Saat ini, listrik sudah menjadi kebutuhan primer yang tidak bisa kita pisahkan dalam kehidupan sehari-hari. Seiring berjalannya waktu, saat ini pelanggan listrik PLN mulai beralih menggunakan  listrik jenis pra-bayar, hal mana jenis ini mengharuskan pelanggan untuk mengisikan terlebih dahulu token listrik sebelum bisa menggunakannya.

Pada artikel ini, kami akan memberikan penjelasan terkait token PLN yang Anda ketahui. Penjelasan token PLN yang kami maksud ialah seputar definisi token PLN, cara mendapatkan token PLN, harga, dan tentunya cara mengisi token PLN.

Token listrik itu apa sih?

Token listrik mulai uji coba dan diperkenalkan pada masyarakat Indonesia pada tahun 2012, tepatnya di Nusa Tenggara Barat (NTB).
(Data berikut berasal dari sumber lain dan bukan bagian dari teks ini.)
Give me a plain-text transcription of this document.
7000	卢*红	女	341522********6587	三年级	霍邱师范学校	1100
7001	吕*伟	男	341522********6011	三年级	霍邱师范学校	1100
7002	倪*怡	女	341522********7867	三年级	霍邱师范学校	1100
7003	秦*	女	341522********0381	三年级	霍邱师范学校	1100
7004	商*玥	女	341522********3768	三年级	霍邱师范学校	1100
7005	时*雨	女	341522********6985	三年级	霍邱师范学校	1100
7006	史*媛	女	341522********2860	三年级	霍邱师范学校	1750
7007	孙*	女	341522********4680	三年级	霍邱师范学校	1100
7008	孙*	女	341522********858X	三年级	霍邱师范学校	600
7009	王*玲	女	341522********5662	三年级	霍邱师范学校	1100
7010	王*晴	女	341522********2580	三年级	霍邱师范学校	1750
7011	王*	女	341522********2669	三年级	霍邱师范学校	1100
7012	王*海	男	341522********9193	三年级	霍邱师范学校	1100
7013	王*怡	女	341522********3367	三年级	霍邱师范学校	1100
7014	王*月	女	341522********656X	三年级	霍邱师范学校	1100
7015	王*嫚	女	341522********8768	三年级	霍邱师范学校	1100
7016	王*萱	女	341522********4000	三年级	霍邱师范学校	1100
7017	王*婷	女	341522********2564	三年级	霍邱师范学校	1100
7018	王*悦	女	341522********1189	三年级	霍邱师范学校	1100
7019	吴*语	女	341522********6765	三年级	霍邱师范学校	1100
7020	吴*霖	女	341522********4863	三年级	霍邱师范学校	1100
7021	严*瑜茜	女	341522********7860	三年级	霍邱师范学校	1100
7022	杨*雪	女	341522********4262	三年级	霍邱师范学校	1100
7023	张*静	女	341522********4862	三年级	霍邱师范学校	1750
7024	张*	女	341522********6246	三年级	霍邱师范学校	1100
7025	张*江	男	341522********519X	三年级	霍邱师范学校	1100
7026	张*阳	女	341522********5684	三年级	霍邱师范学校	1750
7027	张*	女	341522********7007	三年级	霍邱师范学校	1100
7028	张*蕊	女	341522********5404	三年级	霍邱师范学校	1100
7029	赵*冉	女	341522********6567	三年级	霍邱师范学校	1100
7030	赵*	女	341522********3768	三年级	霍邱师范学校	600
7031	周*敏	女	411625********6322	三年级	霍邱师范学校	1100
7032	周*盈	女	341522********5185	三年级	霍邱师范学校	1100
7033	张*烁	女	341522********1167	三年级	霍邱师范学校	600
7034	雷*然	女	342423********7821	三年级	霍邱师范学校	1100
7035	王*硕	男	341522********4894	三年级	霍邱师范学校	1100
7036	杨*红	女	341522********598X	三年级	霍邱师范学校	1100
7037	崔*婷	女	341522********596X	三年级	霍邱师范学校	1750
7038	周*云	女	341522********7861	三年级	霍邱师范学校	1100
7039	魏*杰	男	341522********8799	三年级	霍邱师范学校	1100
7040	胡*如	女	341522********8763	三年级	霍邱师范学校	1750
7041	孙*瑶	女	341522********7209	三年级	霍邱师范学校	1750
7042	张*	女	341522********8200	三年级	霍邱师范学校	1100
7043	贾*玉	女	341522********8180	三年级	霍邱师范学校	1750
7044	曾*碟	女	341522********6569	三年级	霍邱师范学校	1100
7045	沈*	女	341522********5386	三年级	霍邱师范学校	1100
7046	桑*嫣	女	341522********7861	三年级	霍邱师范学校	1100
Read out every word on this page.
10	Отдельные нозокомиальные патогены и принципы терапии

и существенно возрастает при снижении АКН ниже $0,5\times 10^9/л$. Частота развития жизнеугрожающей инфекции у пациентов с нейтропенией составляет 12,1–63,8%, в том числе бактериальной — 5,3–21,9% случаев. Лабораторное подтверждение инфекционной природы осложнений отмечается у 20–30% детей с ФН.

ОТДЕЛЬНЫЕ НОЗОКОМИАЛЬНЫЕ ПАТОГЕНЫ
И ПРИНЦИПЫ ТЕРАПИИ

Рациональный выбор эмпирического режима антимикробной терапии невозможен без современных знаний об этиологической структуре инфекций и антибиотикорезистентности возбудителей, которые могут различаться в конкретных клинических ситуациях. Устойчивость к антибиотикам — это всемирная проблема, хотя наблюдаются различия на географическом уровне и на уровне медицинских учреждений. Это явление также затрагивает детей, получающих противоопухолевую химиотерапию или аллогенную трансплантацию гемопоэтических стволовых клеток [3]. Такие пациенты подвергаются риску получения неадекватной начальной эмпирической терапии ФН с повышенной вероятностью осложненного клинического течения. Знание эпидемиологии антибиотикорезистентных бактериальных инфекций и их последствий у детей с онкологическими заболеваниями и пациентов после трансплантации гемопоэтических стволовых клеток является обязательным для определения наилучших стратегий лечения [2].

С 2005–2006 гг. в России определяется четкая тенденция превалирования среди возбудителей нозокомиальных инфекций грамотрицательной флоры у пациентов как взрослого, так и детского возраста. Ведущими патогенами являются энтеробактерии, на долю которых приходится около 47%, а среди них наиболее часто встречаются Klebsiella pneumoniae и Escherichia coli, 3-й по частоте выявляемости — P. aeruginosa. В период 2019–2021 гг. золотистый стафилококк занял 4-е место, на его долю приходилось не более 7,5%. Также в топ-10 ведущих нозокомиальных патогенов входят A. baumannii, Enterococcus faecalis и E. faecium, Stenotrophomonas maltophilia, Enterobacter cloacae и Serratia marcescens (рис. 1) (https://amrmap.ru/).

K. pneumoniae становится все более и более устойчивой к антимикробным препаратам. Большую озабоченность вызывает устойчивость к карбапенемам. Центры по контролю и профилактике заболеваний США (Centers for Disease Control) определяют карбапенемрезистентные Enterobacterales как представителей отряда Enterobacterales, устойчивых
PLN dalam hal ini melakukan trobosan baru dengan istilah nama Listrik Pra-Bayar (LPB). Sepertinya perusahaan listrik negara itu terinspirasi dengan Kartu Pra-Bayar yang sudah berkembang di perusahaan-perusahaan besar telekomunikasi.

Dinamakan listrik Pra-Bayar, sebab listrik jenis ini juga dapat diisi ulang sebagaimana Kartu Pra Bayar provider jaringan telekomunikasi HP. Kabarnya, jenis listrik jenis Pra-Bayar diklaim bisa menghemat pemakaian listrik sehari-hari.

Disebut sebagai Listrik Pra-Bayar, artinya pelanggan harus membayar atau membeli terlebih dahulu token PLN agar dapat menikmati fasilitas listrik dari PLN. Saat ini, listrik Pra-Bayar juga disebut sebagai Listrik Pintar.

Perbedaan Listrik Pasca-Bayar dan Pra-Bayar

Jika kita mengenakan Listrik Pra-Bayar, maka kita diharuskan bayar atau beli token PLN terlebih dulu agar bisa menggunakan fasilitas listrik. Setelah membeli token, kita bisa menggunakan fasilitas listrik dengan besaran kWh sesuai dengan yang kita beli. Jika kWh habis, listrik tidak lagi bisa digunakan.

Sedangkan, dengan listrik Pasca-Bayar, kita bisa menggunakan listrik tanpa membayarnya terlebih dahulu. Sistem pembayaran listrik Pasca-Bayar ini dilakukan sebulan sekali. Tetapi, dengan listrik jenis ini, pemakaian listrik tidak ada batasan pemakaian sebagaimana listrik Pra-Bayar.

Listrik Pra-Bayar dan PascaBayar, Hemat Mana?

Sebenarnya, baik listrik Pra-Bayar maupun Pasca-Bayar, dalam hal hemat tidak ada bedanya. Hemat atau borosnya pemakaian listrik ditentukan oleh pengguna masing-masing. Akan tetapi, pada umumnya listrik Pra-Bayar cenderung hemat dikarenakan pengguna bisa memperhitungkan pemakaian dengan melihat kWh pada layar meteran. Apalagi jika kWh sudah mendekati angka 0, maka pengguna bisa mengantisipasi pemakaian listrik yang boros dengan cara mematikan pengunaan yang tidak diperlukan.

Berbeda dengan listrik Pasca-Bayar yang tidak ada batasan penggunaan. Pengguna cenderung tidak memerhatikan sudah berapa daya yang dipakai. Hal ini memungkinkan pengguna bisa dengan bebas menggunakan listrik bahkan untuk hal-hal yang mungkin tidak diperlukan, seperti menyalakan lampu di siang hari, televisi menyala tanpa ditonton, dan lain-lain.

Cara membeli token PLN

Awal diperkenalkannya sistem Pra-Bayar saat itu mendapatkan token listrik terbilang susah. Hanya ada beberapa tempat atau layanan yang menjual token listrik. Tetapi saat ini, token bisa didapatkan dengan sangat mudah, diantaranya:

  • Via online dengan situs blibli.com. Sebagai marketplace besar, Blibli menjual beraneka produk yang dibutuhkan oleh setiap orang seperti pakaian, alat elektronik, kuliner, hingga token listrik. Anda juga bisa menginstall aplikasi Blibli via Playstore untuk membeli token listrik secara mudah.
  • Agen atau loket PPOB (Payment Point Online Bank) yang bisa ditemukan di area sekitar Anda.
  • Via ATM. Saat ini banyak bank yang sudah menawarkan fasilitas pembelian token listrik via ATM yang bisa ditemukan di sudut-sudut tempat.
  • Membeli token listrik di minimarket seperti Alfamart dan Indomaret.
  • Via aplikasi M-Banking atau Internet banking yang bisa dilakukan secara online.